(Bloomberg) -- Texas Comptroller Glenn Hegar says he wants financial services firms to be transparent in their environmental, social and governance rhetoric.
Heger in an interview said that many Wall Street firms have “two thought processes” depending on which clients they deal with, crafting one narrative about divesting from fossil fuels, and another when trying to land business in the oil and gas industry.
Earlier this month he sent requests to major financial services firms like BlackRock Inc. and Invesco Ltd. seeking clarification of their fossil-fuel investment policies and procedures. The probe comes about six months after Texas -- the nation’s No. 1 oil and gas producer -- enacted a law that prohibited government contracts with or certain investments in companies that have shunned fossil-fuel producers.

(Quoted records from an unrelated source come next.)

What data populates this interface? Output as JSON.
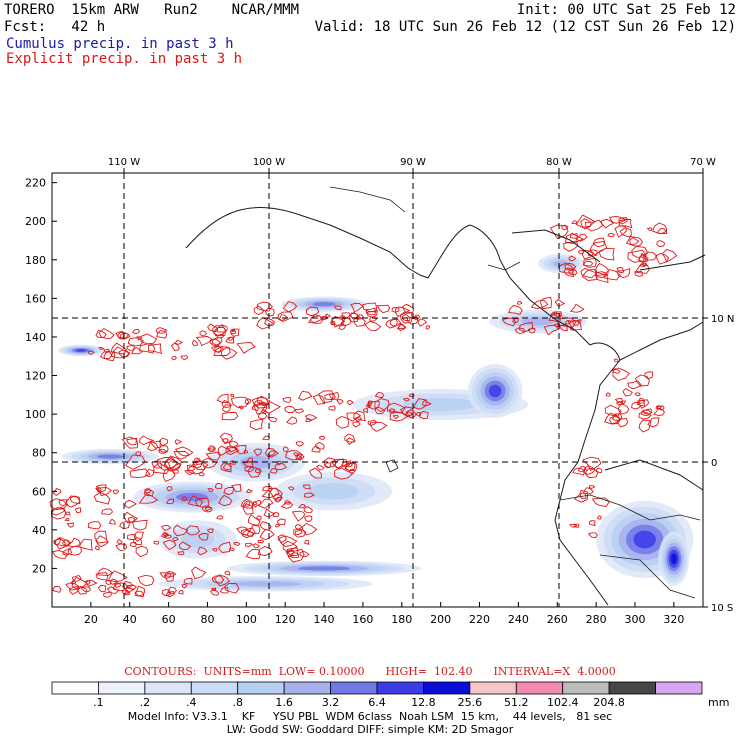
{
  "header": {
    "line1_left": "TORERO  15km ARW   Run2    NCAR/MMM",
    "line1_right": "Init: 00 UTC Sat 25 Feb 12",
    "line2_left": "Fcst:   42 h",
    "line2_right": "Valid: 18 UTC Sun 26 Feb 12 (12 CST Sun 26 Feb 12)",
    "field_cumulus": "Cumulus precip. in past 3 h",
    "field_explicit": "Explicit precip. in past 3 h"
  },
  "chart_data": {
    "type": "heatmap",
    "title": "Cumulus precip. in past 3 h / Explicit precip. in past 3 h",
    "x_grid_ticks": [
      "20",
      "40",
      "60",
      "80",
      "100",
      "120",
      "140",
      "160",
      "180",
      "200",
      "220",
      "240",
      "260",
      "280",
      "300",
      "320"
    ],
    "y_grid_ticks": [
      "20",
      "40",
      "60",
      "80",
      "100",
      "120",
      "140",
      "160",
      "180",
      "200",
      "220"
    ],
    "lon_labels": [
      "110 W",
      "100 W",
      "90 W",
      "80 W",
      "70 W"
    ],
    "lat_labels": [
      "10 N",
      "0",
      "10 S"
    ],
    "xlim": [
      0,
      335
    ],
    "ylim": [
      0,
      225
    ],
    "contours": {
      "label": "CONTOURS:",
      "units": "UNITS=mm",
      "low": "LOW= 0.10000",
      "high": "HIGH=  102.40",
      "interval": "INTERVAL=X  4.0000"
    },
    "color_scale": {
      "unit": "mm",
      "thresholds": [
        ".1",
        ".2",
        ".4",
        ".8",
        "1.6",
        "3.2",
        "6.4",
        "12.8",
        "25.6",
        "51.2",
        "102.4",
        "204.8"
      ],
      "colors": [
        "#ffffff",
        "#eef2fb",
        "#dde6f8",
        "#cbdcf6",
        "#b8d0f2",
        "#a8b0ee",
        "#6f79e6",
        "#3c3ce6",
        "#0c0cd8",
        "#f6c6c6",
        "#f28ab2",
        "#bdbdbd",
        "#474747",
        "#d9a6f4"
      ]
    },
    "cumulus_regions": [
      {
        "x": 15,
        "y": 133,
        "rx": 12,
        "ry": 3,
        "level": 6
      },
      {
        "x": 30,
        "y": 78,
        "rx": 25,
        "ry": 4,
        "level": 5
      },
      {
        "x": 72,
        "y": 57,
        "rx": 30,
        "ry": 8,
        "level": 5
      },
      {
        "x": 105,
        "y": 75,
        "rx": 25,
        "ry": 10,
        "level": 4
      },
      {
        "x": 140,
        "y": 20,
        "rx": 50,
        "ry": 4,
        "level": 5
      },
      {
        "x": 110,
        "y": 12,
        "rx": 55,
        "ry": 4,
        "level": 4
      },
      {
        "x": 200,
        "y": 105,
        "rx": 45,
        "ry": 8,
        "level": 3
      },
      {
        "x": 228,
        "y": 112,
        "rx": 14,
        "ry": 14,
        "level": 6
      },
      {
        "x": 140,
        "y": 157,
        "rx": 22,
        "ry": 4,
        "level": 5
      },
      {
        "x": 250,
        "y": 148,
        "rx": 25,
        "ry": 6,
        "level": 4
      },
      {
        "x": 262,
        "y": 178,
        "rx": 12,
        "ry": 5,
        "level": 4
      },
      {
        "x": 305,
        "y": 35,
        "rx": 25,
        "ry": 20,
        "level": 6
      },
      {
        "x": 320,
        "y": 25,
        "rx": 8,
        "ry": 14,
        "level": 7
      },
      {
        "x": 145,
        "y": 60,
        "rx": 30,
        "ry": 10,
        "level": 3
      },
      {
        "x": 75,
        "y": 35,
        "rx": 20,
        "ry": 10,
        "level": 3
      }
    ]
  },
  "footer": {
    "model_info": "Model Info: V3.3.1    KF     YSU PBL  WDM 6class  Noah LSM  15 km,    44 levels,   81 sec",
    "model_info_line2": "LW: Godd SW: Goddard DIFF: simple KM: 2D Smagor"
  }
}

“If a company on one hand says ‘I’m not investing in oil and gas, it’s a terrible industry,’ but in essence they’re doing business there, you have to ask are you telling the truth or are you making a story up?” he said in an interview in Austin on Wednesday.

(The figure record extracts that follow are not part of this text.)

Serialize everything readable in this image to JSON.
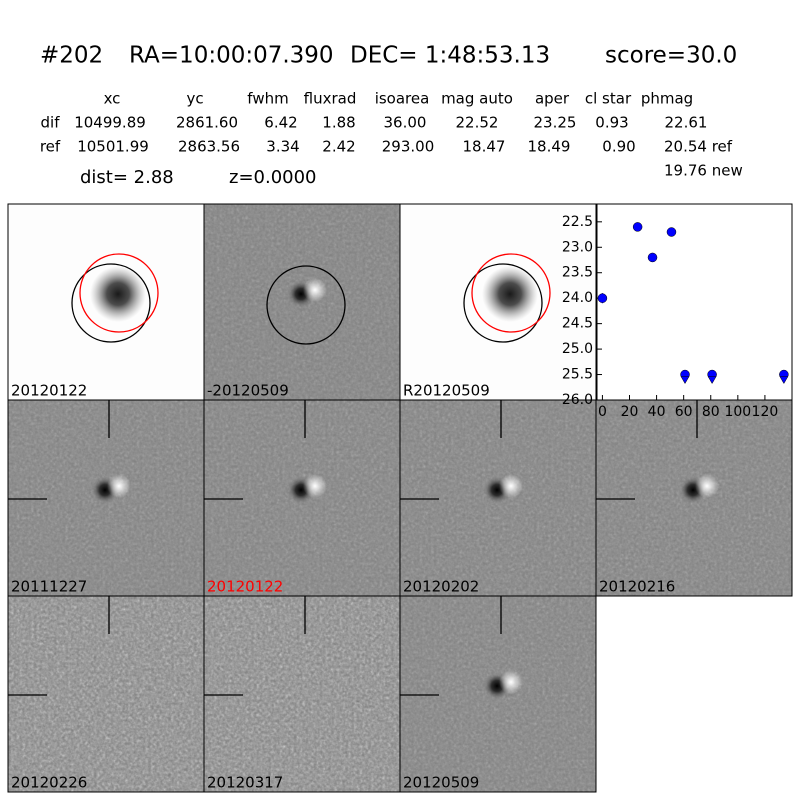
{
  "header": {
    "id": "#202",
    "ra": "RA=10:00:07.390",
    "dec": "DEC= 1:48:53.13",
    "score": "score=30.0"
  },
  "table": {
    "columns": [
      "xc",
      "yc",
      "fwhm",
      "fluxrad",
      "isoarea",
      "mag auto",
      "aper",
      "cl star",
      "phmag"
    ],
    "rows": [
      [
        "dif",
        "10499.89",
        "2861.60",
        "6.42",
        "1.88",
        "36.00",
        "22.52",
        "23.25",
        "0.93",
        "22.61"
      ],
      [
        "ref",
        "10501.99",
        "2863.56",
        "3.34",
        "2.42",
        "293.00",
        "18.47",
        "18.49",
        "0.90",
        "20.54 ref"
      ]
    ],
    "extra": "19.76 new"
  },
  "dist": "dist=  2.88",
  "z": "z=0.0000",
  "panels": [
    {
      "label": "20120122",
      "color": "#000000"
    },
    {
      "label": "-20120509",
      "color": "#000000"
    },
    {
      "label": "R20120509",
      "color": "#000000"
    },
    {
      "label": "20111227",
      "color": "#000000"
    },
    {
      "label": "20120122",
      "color": "#ff0000"
    },
    {
      "label": "20120202",
      "color": "#000000"
    },
    {
      "label": "20120216",
      "color": "#000000"
    },
    {
      "label": "20120226",
      "color": "#000000"
    },
    {
      "label": "20120317",
      "color": "#000000"
    },
    {
      "label": "20120509",
      "color": "#000000"
    }
  ],
  "chart_data": {
    "type": "scatter",
    "series": [
      {
        "color": "#0000ff",
        "x": [
          0,
          26,
          37,
          51
        ],
        "values": [
          24.0,
          22.6,
          23.2,
          22.7
        ],
        "errors": [
          0.1,
          0.03,
          0.05,
          0.04
        ]
      },
      {
        "color": "#0000ff",
        "x": [
          61,
          81,
          134
        ],
        "values": [
          25.5,
          25.5,
          25.5
        ],
        "marker": "limit"
      }
    ],
    "xlim": [
      -4,
      140
    ],
    "ylim": [
      26.0,
      22.15
    ],
    "xticks": [
      0,
      20,
      40,
      60,
      80,
      100,
      120
    ],
    "yticks": [
      {
        "value": 22.5,
        "label": "22.5"
      },
      {
        "value": 23.0,
        "label": "23.0"
      },
      {
        "value": 23.5,
        "label": "23.5"
      },
      {
        "value": 24.0,
        "label": "24.0"
      },
      {
        "value": 24.5,
        "label": "24.5"
      },
      {
        "value": 25.0,
        "label": "25.0"
      },
      {
        "value": 25.5,
        "label": "25.5"
      },
      {
        "value": 26.0,
        "label": "26.0"
      }
    ],
    "grid": false
  }
}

“This list will bring light and transparency to what’s truly going on,” Hegar, a Republican, said. “One of the frustrations that I have right now is trying to quantify what does ESG mean?”

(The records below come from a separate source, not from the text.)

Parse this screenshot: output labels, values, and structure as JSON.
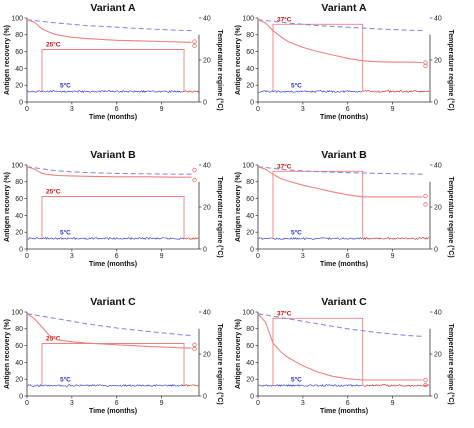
{
  "colors": {
    "recovery_line": "#f08080",
    "reference_dashed": "#8a8ae6",
    "temp_regime": "#f08080",
    "trace_5c": "#1f2fd0",
    "trace_end": "#d01818",
    "label_25c": "#cc1010",
    "label_37c": "#cc1010",
    "label_5c": "#1f2fd0",
    "marker": "#e07070"
  },
  "chart_data": [
    {
      "type": "line",
      "title": "Variant A",
      "regime_label": "25°C",
      "low_label": "5°C",
      "xlabel": "Time (months)",
      "ylabel_left": "Antigen recovery (%)",
      "ylabel_right": "Temperature regime (°C)",
      "x_ticks": [
        "0",
        "3",
        "6",
        "9"
      ],
      "y_ticks": [
        "0",
        "20",
        "40",
        "60",
        "80",
        "100"
      ],
      "y2_ticks": [
        "0",
        "20",
        "40"
      ],
      "xlim": [
        0,
        11.5
      ],
      "ylim": [
        0,
        100
      ],
      "y2lim": [
        0,
        40
      ],
      "regime_window": [
        1,
        10.5
      ],
      "regime_temp": 25,
      "series": [
        {
          "x": [
            0,
            0.5,
            1,
            1.5,
            2,
            3,
            4,
            5,
            6,
            7,
            8,
            9,
            10,
            11
          ],
          "y": [
            98,
            95,
            87,
            83,
            80,
            77,
            75.5,
            74.5,
            73.5,
            73,
            72.5,
            72,
            71.5,
            71
          ]
        },
        {
          "x": [
            0,
            2,
            4,
            6,
            8,
            10,
            11
          ],
          "y": [
            98,
            94,
            91,
            89,
            87,
            85.5,
            85
          ]
        }
      ],
      "markers": [
        {
          "x": 11.2,
          "y": 72
        },
        {
          "x": 11.2,
          "y": 67
        }
      ]
    },
    {
      "type": "line",
      "title": "Variant A",
      "regime_label": "37°C",
      "low_label": "5°C",
      "xlabel": "Time (months)",
      "ylabel_left": "Antigen recovery (%)",
      "ylabel_right": "Temperature regime (°C)",
      "x_ticks": [
        "0",
        "3",
        "6",
        "9"
      ],
      "y_ticks": [
        "0",
        "20",
        "40",
        "60",
        "80",
        "100"
      ],
      "y2_ticks": [
        "0",
        "20",
        "40"
      ],
      "xlim": [
        0,
        11.5
      ],
      "ylim": [
        0,
        100
      ],
      "y2lim": [
        0,
        40
      ],
      "regime_window": [
        1,
        7
      ],
      "regime_temp": 37,
      "series": [
        {
          "x": [
            0,
            0.5,
            1,
            1.5,
            2,
            3,
            4,
            5,
            6,
            7,
            8,
            9,
            10,
            11
          ],
          "y": [
            98,
            94,
            85,
            78,
            72,
            65,
            60,
            56,
            52,
            49,
            48,
            47.5,
            47.5,
            47
          ]
        },
        {
          "x": [
            0,
            2,
            4,
            6,
            8,
            10,
            11
          ],
          "y": [
            98,
            94,
            91,
            89,
            87,
            85.5,
            85
          ]
        }
      ],
      "markers": [
        {
          "x": 11.2,
          "y": 47
        },
        {
          "x": 11.2,
          "y": 43
        }
      ]
    },
    {
      "type": "line",
      "title": "Variant B",
      "regime_label": "25°C",
      "low_label": "5°C",
      "xlabel": "Time (months)",
      "ylabel_left": "Antigen recovery (%)",
      "ylabel_right": "Temperature regime (°C)",
      "x_ticks": [
        "0",
        "3",
        "6",
        "9"
      ],
      "y_ticks": [
        "0",
        "20",
        "40",
        "60",
        "80",
        "100"
      ],
      "y2_ticks": [
        "0",
        "20",
        "40"
      ],
      "xlim": [
        0,
        11.5
      ],
      "ylim": [
        0,
        100
      ],
      "y2lim": [
        0,
        40
      ],
      "regime_window": [
        1,
        10.5
      ],
      "regime_temp": 25,
      "series": [
        {
          "x": [
            0,
            0.5,
            1,
            1.5,
            2,
            3,
            4,
            6,
            8,
            10,
            11
          ],
          "y": [
            98,
            95,
            90,
            88.5,
            87.5,
            87,
            86.5,
            86,
            86,
            85.5,
            85.5
          ]
        },
        {
          "x": [
            0,
            2,
            4,
            6,
            8,
            10,
            11
          ],
          "y": [
            98,
            93,
            91,
            90,
            89.5,
            89,
            89
          ]
        }
      ],
      "markers": [
        {
          "x": 11.2,
          "y": 94
        },
        {
          "x": 11.2,
          "y": 82
        }
      ]
    },
    {
      "type": "line",
      "title": "Variant B",
      "regime_label": "37°C",
      "low_label": "5°C",
      "xlabel": "Time (months)",
      "ylabel_left": "Antigen recovery (%)",
      "ylabel_right": "Temperature regime (°C)",
      "x_ticks": [
        "0",
        "3",
        "6",
        "9"
      ],
      "y_ticks": [
        "0",
        "20",
        "40",
        "60",
        "80",
        "100"
      ],
      "y2_ticks": [
        "0",
        "20",
        "40"
      ],
      "xlim": [
        0,
        11.5
      ],
      "ylim": [
        0,
        100
      ],
      "y2lim": [
        0,
        40
      ],
      "regime_window": [
        1,
        7
      ],
      "regime_temp": 37,
      "series": [
        {
          "x": [
            0,
            0.5,
            1,
            1.5,
            2,
            3,
            4,
            5,
            6,
            7,
            8,
            9,
            10,
            11
          ],
          "y": [
            98,
            95,
            89,
            84,
            81,
            76,
            72,
            68,
            64.5,
            62,
            62,
            62,
            62,
            62
          ]
        },
        {
          "x": [
            0,
            2,
            4,
            6,
            8,
            10,
            11
          ],
          "y": [
            98,
            94,
            92,
            91,
            90,
            89.5,
            89
          ]
        }
      ],
      "markers": [
        {
          "x": 11.2,
          "y": 63
        },
        {
          "x": 11.2,
          "y": 53
        }
      ]
    },
    {
      "type": "line",
      "title": "Variant C",
      "regime_label": "25°C",
      "low_label": "5°C",
      "xlabel": "Time (months)",
      "ylabel_left": "Antigen recovery (%)",
      "ylabel_right": "Temperature regime (°C)",
      "x_ticks": [
        "0",
        "3",
        "6",
        "9"
      ],
      "y_ticks": [
        "0",
        "20",
        "40",
        "60",
        "80",
        "100"
      ],
      "y2_ticks": [
        "0",
        "20",
        "40"
      ],
      "xlim": [
        0,
        11.5
      ],
      "ylim": [
        0,
        100
      ],
      "y2lim": [
        0,
        40
      ],
      "regime_window": [
        1,
        10.5
      ],
      "regime_temp": 25,
      "series": [
        {
          "x": [
            0,
            0.5,
            1,
            1.5,
            2,
            3,
            4,
            5,
            6,
            7,
            8,
            9,
            10,
            11
          ],
          "y": [
            98,
            92,
            82,
            72,
            67,
            64.5,
            63,
            62,
            61,
            60,
            59,
            58.5,
            57.5,
            57
          ]
        },
        {
          "x": [
            0,
            2,
            4,
            6,
            8,
            10,
            11
          ],
          "y": [
            98,
            92,
            86,
            81,
            77,
            73.5,
            72
          ]
        }
      ],
      "markers": [
        {
          "x": 11.2,
          "y": 61
        },
        {
          "x": 11.2,
          "y": 56
        }
      ]
    },
    {
      "type": "line",
      "title": "Variant C",
      "regime_label": "37°C",
      "low_label": "5°C",
      "xlabel": "Time (months)",
      "ylabel_left": "Antigen recovery (%)",
      "ylabel_right": "Temperature regime (°C)",
      "x_ticks": [
        "0",
        "3",
        "6",
        "9"
      ],
      "y_ticks": [
        "0",
        "20",
        "40",
        "60",
        "80",
        "100"
      ],
      "y2_ticks": [
        "0",
        "20",
        "40"
      ],
      "xlim": [
        0,
        11.5
      ],
      "ylim": [
        0,
        100
      ],
      "y2lim": [
        0,
        40
      ],
      "regime_window": [
        1,
        7
      ],
      "regime_temp": 37,
      "series": [
        {
          "x": [
            0,
            0.5,
            1,
            1.5,
            2,
            3,
            4,
            5,
            6,
            7,
            8,
            9,
            10,
            11
          ],
          "y": [
            98,
            88,
            63,
            53,
            46,
            36,
            28.5,
            23.5,
            20.5,
            19,
            19,
            19,
            19,
            19
          ]
        },
        {
          "x": [
            0,
            2,
            4,
            6,
            8,
            10,
            11
          ],
          "y": [
            98,
            92,
            86,
            80,
            75.5,
            72,
            71
          ]
        }
      ],
      "markers": [
        {
          "x": 11.2,
          "y": 19
        },
        {
          "x": 11.2,
          "y": 13
        }
      ]
    }
  ]
}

BlackRock, Invesco Queried by Texas on Fossil-Fuel Stance
Hegar wouldn’t comment on specific companies that will or will not be on the divestment list until the responses have been received and determinations are made. Companies have 60 days after receiving the letter to respond to the inquiry. He said that he’s had conversations with a few firms on their policies, but declined to say which firms he personally spoke with.
“The true narrative of what’s going on needs to be told and I think this will help bring that truth out,” he said. “If I’m going to entrust you with my dollars then I want to make sure you adhere to the policies that we believe.”
Texas has been a flash-point for Republican anger at Wall Street over social issues such as climate change and racial injustice. Lawmakers last year approved legislation intended to punish banks for adopting restrictive gun policies, a move that upended a crucial market for municipal finance. Bank of America, Goldman Sachs Group Inc. and JPMorgan Chase & Co. have halted underwriting for Texas and its municipalities.
Earlier this month a conservative Texas lawmaker warned Citigroup Inc. that it could be barred from underwriting municipal bonds and that company employees could face criminal prosecution unless the bank backs off its policy to pay for workers to travel outside of Texas for an abortion.